Imagine being a famous TV actor or producer or screenwriter and living the high life tangled up with cameras, flashing lights and glitz of all sorts. You could live that high life, well, minus a bit of glitz, by producing a show for WilliNet. WilliNet is the public access television channel in our purple bubble, which townies and those lucky students in possession of TVs can switch on to catch some local news, culture, humor or just quirky weirdness. Several groups of students on campus certainly have ventured into this high life. Keep an eye out for the three shows that they have produced for the channel: Cooking with Steven, The Williams Show and The Mountains.
One may rightly ask how these students put together and launched shows that aired on TV. Interestingly enough, all of these shows originated in one of the various film classes taught by Penny Lane, visiting lecturer in art. “I was in the video class with Penny Lane and we had taken a trip to WilliNet and they were telling us that they don’t know why more Williams students don’t make more shows there,” said Ariel Kavoussi ’11, who went on to create The Williams Show. “So then I figured it was time to have a student show.” Lindsay Aubin ’10 credits Lane’s film class last semester as a jumping off point for The Mountains, a humorous show that she had a hand in producing. “Penny was very into experiential learning,” Aubin said. “We really got to control where the class went.”
Don’t be fooled though. It’s not just students from one of Lane’s film classes that create WilliNet-worthy shows. According to David Finer, production manager at WilliNet, anyone who lives, works or goes to school in Williamstown can air one of their creations. “If you like to go bowling and you want to make a bowling show, or if you like gardening and want to do a gardening show, you can just do that,” Finer said. Williams students just have to make a CD of their TV series, video, interview – you name it – pass it on to WilliNet, and they’ll air it. “Public access television is TV by the community for the community,” Finer said.
So what are the three said shows produced by our fellow Williams students about? Here’s a quick overview but, mind you, there aren’t too many details because you’ll have to check these shows out for yourself on YouTube or the WilliNet website. Cooking with Steven, starring Steven Cheng ’10 and produced by Danny Huang ’11, is a weekly Chinese cooking show that shows viewers how to make meals ranging from mapo tofu to honeydew melon dessert soup in under 10 minutes. Who wouldn’t want to learn how to whip up some otherwise boring vegetables into a creation of “microwave simulated stir-fried vegetables”? The show is quite useful to the average college student looking to mix dining fare up a little or do a little cooking on one’s own.

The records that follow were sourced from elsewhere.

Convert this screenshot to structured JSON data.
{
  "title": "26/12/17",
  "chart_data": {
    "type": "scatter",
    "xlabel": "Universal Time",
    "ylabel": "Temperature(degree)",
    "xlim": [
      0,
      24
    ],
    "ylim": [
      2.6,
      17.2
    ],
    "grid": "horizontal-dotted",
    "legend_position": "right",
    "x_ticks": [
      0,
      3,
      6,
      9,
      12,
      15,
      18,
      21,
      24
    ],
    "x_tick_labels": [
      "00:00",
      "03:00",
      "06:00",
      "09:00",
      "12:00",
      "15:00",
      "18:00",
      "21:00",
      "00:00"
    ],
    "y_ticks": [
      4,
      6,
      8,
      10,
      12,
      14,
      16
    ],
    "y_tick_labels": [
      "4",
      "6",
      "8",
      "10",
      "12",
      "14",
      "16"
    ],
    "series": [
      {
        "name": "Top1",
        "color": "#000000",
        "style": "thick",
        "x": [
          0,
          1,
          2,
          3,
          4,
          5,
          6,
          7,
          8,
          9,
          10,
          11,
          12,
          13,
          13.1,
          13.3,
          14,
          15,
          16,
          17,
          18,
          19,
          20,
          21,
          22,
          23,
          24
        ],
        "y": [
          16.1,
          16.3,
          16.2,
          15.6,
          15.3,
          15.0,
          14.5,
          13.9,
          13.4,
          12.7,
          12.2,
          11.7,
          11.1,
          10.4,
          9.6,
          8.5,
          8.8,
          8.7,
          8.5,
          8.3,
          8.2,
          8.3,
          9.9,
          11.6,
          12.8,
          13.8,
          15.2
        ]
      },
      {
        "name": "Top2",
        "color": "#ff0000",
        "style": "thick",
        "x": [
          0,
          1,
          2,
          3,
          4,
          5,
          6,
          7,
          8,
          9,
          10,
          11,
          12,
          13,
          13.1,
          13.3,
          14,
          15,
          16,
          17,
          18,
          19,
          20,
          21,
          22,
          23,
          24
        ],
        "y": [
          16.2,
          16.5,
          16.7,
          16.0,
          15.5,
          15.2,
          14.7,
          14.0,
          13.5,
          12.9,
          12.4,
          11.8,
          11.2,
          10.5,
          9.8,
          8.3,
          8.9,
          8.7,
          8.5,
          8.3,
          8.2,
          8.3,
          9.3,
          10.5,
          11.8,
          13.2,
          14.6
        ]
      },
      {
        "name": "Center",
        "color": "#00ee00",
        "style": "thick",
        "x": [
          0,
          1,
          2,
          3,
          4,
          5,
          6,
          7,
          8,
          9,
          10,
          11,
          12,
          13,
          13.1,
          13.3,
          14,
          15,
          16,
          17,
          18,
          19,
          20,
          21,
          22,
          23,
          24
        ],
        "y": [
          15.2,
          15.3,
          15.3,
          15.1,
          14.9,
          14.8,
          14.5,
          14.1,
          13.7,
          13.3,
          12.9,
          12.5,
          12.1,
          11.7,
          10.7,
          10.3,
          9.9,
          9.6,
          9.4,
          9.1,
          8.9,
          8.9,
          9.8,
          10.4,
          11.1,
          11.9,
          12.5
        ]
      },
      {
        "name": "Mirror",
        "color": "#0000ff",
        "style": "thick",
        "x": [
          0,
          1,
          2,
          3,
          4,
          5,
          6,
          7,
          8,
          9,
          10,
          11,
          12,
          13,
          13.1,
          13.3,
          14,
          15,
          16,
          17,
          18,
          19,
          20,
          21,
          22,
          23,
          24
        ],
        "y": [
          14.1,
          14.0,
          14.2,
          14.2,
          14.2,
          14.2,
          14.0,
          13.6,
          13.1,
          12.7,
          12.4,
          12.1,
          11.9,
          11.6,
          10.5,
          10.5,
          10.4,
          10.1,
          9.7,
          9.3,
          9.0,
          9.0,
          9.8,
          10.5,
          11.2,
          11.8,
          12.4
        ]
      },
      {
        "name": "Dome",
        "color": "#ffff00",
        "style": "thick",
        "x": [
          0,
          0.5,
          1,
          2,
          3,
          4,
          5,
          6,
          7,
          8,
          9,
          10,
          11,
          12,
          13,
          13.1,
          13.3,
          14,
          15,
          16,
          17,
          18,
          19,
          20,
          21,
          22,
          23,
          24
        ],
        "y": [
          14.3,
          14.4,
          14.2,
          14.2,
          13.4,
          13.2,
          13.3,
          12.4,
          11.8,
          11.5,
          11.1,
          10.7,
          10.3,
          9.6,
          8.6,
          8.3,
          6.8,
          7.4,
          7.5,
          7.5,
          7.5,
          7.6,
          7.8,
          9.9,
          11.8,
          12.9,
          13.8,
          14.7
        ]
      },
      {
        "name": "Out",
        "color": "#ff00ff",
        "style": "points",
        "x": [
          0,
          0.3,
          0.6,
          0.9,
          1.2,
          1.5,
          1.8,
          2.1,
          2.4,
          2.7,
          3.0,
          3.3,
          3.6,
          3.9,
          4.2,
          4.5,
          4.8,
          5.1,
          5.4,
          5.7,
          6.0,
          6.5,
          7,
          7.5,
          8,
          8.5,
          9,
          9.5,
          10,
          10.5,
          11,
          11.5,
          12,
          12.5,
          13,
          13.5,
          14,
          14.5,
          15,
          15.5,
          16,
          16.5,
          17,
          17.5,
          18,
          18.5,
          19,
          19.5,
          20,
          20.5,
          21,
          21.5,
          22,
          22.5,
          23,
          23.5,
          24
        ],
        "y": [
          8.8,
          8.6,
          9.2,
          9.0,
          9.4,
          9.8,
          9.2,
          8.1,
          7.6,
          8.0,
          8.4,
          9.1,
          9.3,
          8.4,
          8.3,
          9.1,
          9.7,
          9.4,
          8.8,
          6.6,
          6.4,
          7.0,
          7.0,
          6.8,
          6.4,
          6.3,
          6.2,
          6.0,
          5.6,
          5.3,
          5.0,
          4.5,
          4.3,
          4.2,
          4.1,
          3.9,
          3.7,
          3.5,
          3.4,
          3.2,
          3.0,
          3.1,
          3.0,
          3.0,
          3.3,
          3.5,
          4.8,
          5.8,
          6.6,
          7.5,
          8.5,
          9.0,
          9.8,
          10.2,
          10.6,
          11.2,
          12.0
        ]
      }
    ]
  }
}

Unlike Cooking with Steven’s direct focus and practical application, The Mountains, a show that premiered in six episodes, meanders all over the place with no real purpose besides being downright hilarious. Watch these episodes if you want to see Amy Darling ’12 horsing around with her Frosh Review buddies, or some swanky graphics and music that transition between different unrelated film segments that range from spoofs to artsy cinematography. Aubin’s segment, for example, was a reality TV show spoof that was Williams-themed. One killer is a spoof on 48 Hours about drunken squirrels in and around the campus. “My angle was that they were all alcoholics,” Aubin said. “It was basically just as if the squirrels had started drinking from all the empty beer cans and bottles on campus. Because you know everyone thinks the squirrels here are crazy.” And that’s not all, folks. No stopping at drunken squirrels. In a spoof on Made, Aubin tries her absolute hardest to get swine flu and ambiguously either succeeds in getting the swine or just getting really drunk.
Finally, on The Williams Show, a 25-minute uncensored show: students, faculty and staff alike do whatever they want to. The show basically features cool people from the community singing, dancing, acting, debating, chatting, fencing – anything, really. While Kavoussi has put it on hold because she is abroad in Prague, stay tuned for this show that essentially embodies the quirky variety that public access is all about. “The normal mainstream media is fake – it pretends to be so real but it’s not; it’s all fabricated,” Kavoussi said. “With cable access you see your friends there, and it’s nice to see normal people who aren’t pretending they’re an authority.”
Do these students really have a taste of what it might be like to work in the bigwig industry? Don’t underestimate the power of the free-for-all channel. For starters, all of these shows have been written up in local newspapers. Take Cooking with Steven. Not only do people know Cheng as a chef extraordinaire across campus (“I’ll introduce myself, and they’ll say, ‘You’re Steven from Cooking with Steven!”), but random people across the country know who he is. “One really cold day in California – yes, they get cold – one guy sent me a long email about how much he liked the show and sent me his special mapo tofu recipe,” Cheng said. Aubin’s cell phone buzzed with adoring texts whenever The Mountains played. And Kavoussi was recognized around Williamstown – “Somebody came up to me in the junk store and they told me they liked my show!”
In sum, WilliNet is a great way to get yourself out there, to “show others about your hobbies,” as Finer said. Film some drunken cows, your best friend. Make it funny, artsy, and be confident – you go to Williams. Who knows? You could gain some admirers and get a taste of fame.